A new study suggests that a psychological effect may be involved in riskier behavior after consuming energy-drink cocktails. People feel and act much drunker if their drink is labeled “vodka-Red Bull cocktail” than if the exact same drink is labeled as something else, found marketing researchers from Paris’s INSEAD business school and the University of Michigan. Furthermore, if the subjects already believed the mixture made you drunker, the effect was stronger.
For the study, 154 young Parisian men were asked, among other things, whether they believed energy drinks intensified the effects of alcohol. Each drank the same cocktail of vodka, fruit juice, and Red Bull Silver Edition, but a third of the drinks were labeled as “vodka cocktail,” a third as “fruit juice cocktail,” and a third as “vodka-Red Bull cocktail.”
After they downed their drinks, the subjects were given three tasks. First, they played a gambling game on a computer, in which they won money each time they inflated a balloon a little farther, but each inflation came with a chance the balloon would pop and they would lose everything. Second, they were shown photographs of 15 women and asked whether they’d approach each in a bar and whether they thought they would get her number (the subjects were all heterosexual). Finally, they filled out surveys describing how drunk they had felt during the experiment and how long they would wait before getting behind the wheel to drive, among other points.
The results showed a clear trend. The vodka-Red Bull group—who, just to remind you, drank exactly the same thing as everyone else—reported feeling much drunker and took more risks than the others, with a 12-percent increase in pumps to the balloon. They were also more confident when it came to approaching women, expressing greater certainty of getting their numbers. In fact, the vodka-Red Bull group focused strongly on the five women who were rated the most beautiful of the 15 (ranking was done by a separate group beforehand). “No one thought they were beyond their league,” Pierre Chandon, one of the study’s authors at INSEAD, says of this group. “People who had the same drink with fruit juice, they thought these same women were beyond their reach and were much less likely to go after them.”
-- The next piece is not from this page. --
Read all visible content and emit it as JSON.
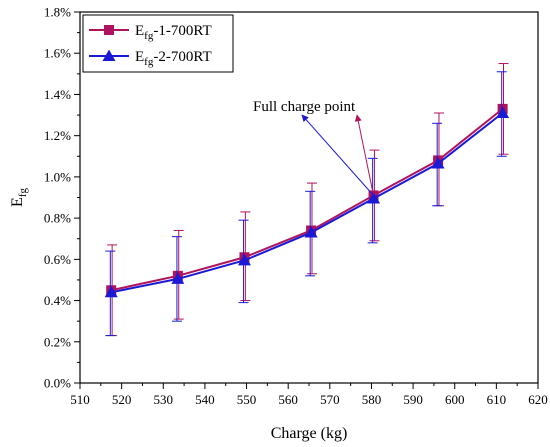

In all these measures, the effects were stronger in men who said in the surveys that they believe mixing energy drinks and alcohol intensifies the effects, and that alcohol makes you take risks and reduces inhibitions. That suggests that the altered behavior, says Chandon, “is not because of what [the drink] contains, but because of what you believe it does to you.”
This connects to a large body of research indicating a placebo effect is at play in how we respond to alcohol. While it is sometimes difficult to set up experiments correctly—alcohol has a hard-to-mask taste, and its absence can be recognizable to subjects—people told they are drinking booze report feeling more drunk than controls consuming the same non-alcoholic beverage. People drinking beer that’s, unbeknownst to them, non-alcoholic, report feeling more charming and attractive than people knowingly consuming it. (Sober observers watching videos of their behavior, however, did not agree.) Exactly which behaviors a placebo effect may alter, and in what way, seems to depend on a number of factors, though. Some research indicates that placebo subjects can be more alert to the potential effects of alcohol and thus more careful.
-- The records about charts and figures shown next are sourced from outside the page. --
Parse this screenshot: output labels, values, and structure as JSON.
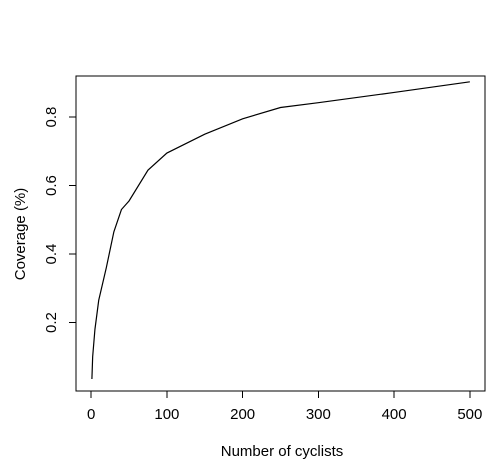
{
  "chart_data": {
    "type": "line",
    "title": "",
    "xlabel": "Number of cyclists",
    "ylabel": "Coverage (%)",
    "xlim": [
      -20,
      520
    ],
    "ylim": [
      0,
      0.92
    ],
    "x_ticks": [
      0,
      100,
      200,
      300,
      400,
      500
    ],
    "y_ticks": [
      0.2,
      0.4,
      0.6,
      0.8
    ],
    "x_tick_labels": [
      "0",
      "100",
      "200",
      "300",
      "400",
      "500"
    ],
    "y_tick_labels": [
      "0.2",
      "0.4",
      "0.6",
      "0.8"
    ],
    "grid": false,
    "legend": "none",
    "series": [
      {
        "color": "#000000",
        "x": [
          1,
          2,
          5,
          10,
          20,
          30,
          40,
          50,
          75,
          100,
          150,
          200,
          250,
          300,
          400,
          500
        ],
        "y": [
          0.035,
          0.1,
          0.18,
          0.265,
          0.36,
          0.465,
          0.53,
          0.555,
          0.645,
          0.695,
          0.75,
          0.795,
          0.828,
          0.842,
          0.872,
          0.903
        ]
      }
    ]
  }
}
In fact, the current study found that men who saw the vodka-Red Bull label would wait longer before getting behind the wheel than other subjects. And again, the effect was stronger in men who believed that mixing the two made them more potent. “We cannot say [seeing] ‘Red Bull’ increases risks across the board,” says Chandon. “It depends on the kind of risk.” Perhaps what we’re seeing here, he suggests, is that there were some men in the sample who felt that alcohol gave them a license to act wild. But a car accident is never a desirable outcome, and so they may have exerted greater control over that particular risk.
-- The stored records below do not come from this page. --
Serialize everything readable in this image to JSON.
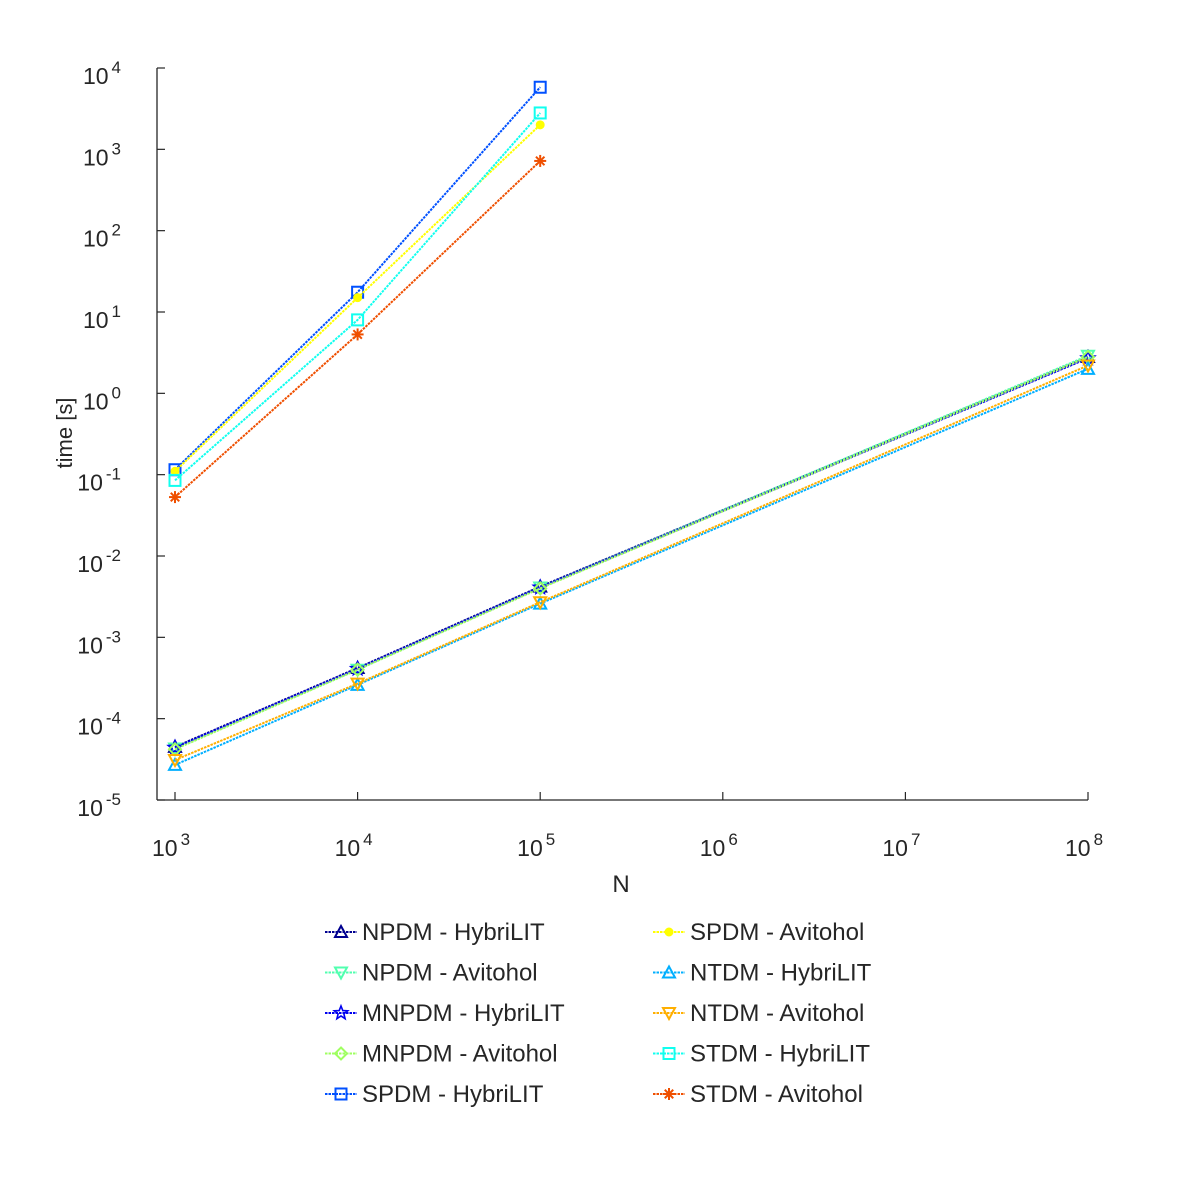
{
  "chart_data": {
    "type": "line",
    "title": "",
    "xlabel": "N",
    "ylabel": "time [s]",
    "xscale": "log",
    "yscale": "log",
    "xlim": [
      1000,
      100000000
    ],
    "ylim": [
      1e-05,
      10000
    ],
    "xticks": [
      {
        "value": 1000,
        "base": "10",
        "exp": "3"
      },
      {
        "value": 10000,
        "base": "10",
        "exp": "4"
      },
      {
        "value": 100000,
        "base": "10",
        "exp": "5"
      },
      {
        "value": 1000000,
        "base": "10",
        "exp": "6"
      },
      {
        "value": 10000000,
        "base": "10",
        "exp": "7"
      },
      {
        "value": 100000000,
        "base": "10",
        "exp": "8"
      }
    ],
    "yticks": [
      {
        "value": 1e-05,
        "base": "10",
        "exp": "-5"
      },
      {
        "value": 0.0001,
        "base": "10",
        "exp": "-4"
      },
      {
        "value": 0.001,
        "base": "10",
        "exp": "-3"
      },
      {
        "value": 0.01,
        "base": "10",
        "exp": "-2"
      },
      {
        "value": 0.1,
        "base": "10",
        "exp": "-1"
      },
      {
        "value": 1,
        "base": "10",
        "exp": "0"
      },
      {
        "value": 10,
        "base": "10",
        "exp": "1"
      },
      {
        "value": 100,
        "base": "10",
        "exp": "2"
      },
      {
        "value": 1000,
        "base": "10",
        "exp": "3"
      },
      {
        "value": 10000,
        "base": "10",
        "exp": "4"
      }
    ],
    "legend_position": "below",
    "series": [
      {
        "name": "NPDM - HybriLIT",
        "color": "#00008f",
        "marker": "triangle-up",
        "x": [
          1000,
          10000,
          100000,
          100000000
        ],
        "y": [
          4.5e-05,
          0.00042,
          0.0042,
          2.8
        ]
      },
      {
        "name": "NPDM - Avitohol",
        "color": "#50ffaf",
        "marker": "triangle-down",
        "x": [
          1000,
          10000,
          100000,
          100000000
        ],
        "y": [
          4.3e-05,
          0.0004,
          0.0041,
          2.9
        ]
      },
      {
        "name": "MNPDM - HybriLIT",
        "color": "#0000ef",
        "marker": "star",
        "x": [
          1000,
          10000,
          100000,
          100000000
        ],
        "y": [
          4.4e-05,
          0.00041,
          0.0041,
          2.7
        ]
      },
      {
        "name": "MNPDM - Avitohol",
        "color": "#9fff60",
        "marker": "diamond",
        "x": [
          1000,
          10000,
          100000,
          100000000
        ],
        "y": [
          4.2e-05,
          0.0004,
          0.004,
          2.8
        ]
      },
      {
        "name": "SPDM - HybriLIT",
        "color": "#0050ff",
        "marker": "square",
        "x": [
          1000,
          10000,
          100000
        ],
        "y": [
          0.115,
          17.5,
          5800
        ]
      },
      {
        "name": "SPDM - Avitohol",
        "color": "#ffff00",
        "marker": "dot",
        "x": [
          1000,
          10000,
          100000
        ],
        "y": [
          0.11,
          15,
          2000
        ]
      },
      {
        "name": "NTDM - HybriLIT",
        "color": "#00afff",
        "marker": "triangle-up",
        "x": [
          1000,
          10000,
          100000,
          100000000
        ],
        "y": [
          2.7e-05,
          0.00026,
          0.0026,
          2.0
        ]
      },
      {
        "name": "NTDM - Avitohol",
        "color": "#ffaf00",
        "marker": "triangle-down",
        "x": [
          1000,
          10000,
          100000,
          100000000
        ],
        "y": [
          3.1e-05,
          0.00027,
          0.0027,
          2.2
        ]
      },
      {
        "name": "STDM - HybriLIT",
        "color": "#10ffef",
        "marker": "square",
        "x": [
          1000,
          10000,
          100000
        ],
        "y": [
          0.085,
          8,
          2800
        ]
      },
      {
        "name": "STDM - Avitohol",
        "color": "#ef4f00",
        "marker": "asterisk",
        "x": [
          1000,
          10000,
          100000
        ],
        "y": [
          0.053,
          5.3,
          720
        ]
      }
    ]
  }
}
Furthermore, the successful branding that the manufacturers of Red Bull have engaged in—from their ads, with the “Red Bull gives you wings” slogan, to the extreme sports competitions they sponsor—may be influencing not just whether people decide to buy the product, but how they respond to its name on the label of a cocktail, says Chandon. Its image, he means, is not that of a soothing beverage that helps you stay calm. “That’s not what people believe,” he says, and that matters when it comes to how they interpret its effects.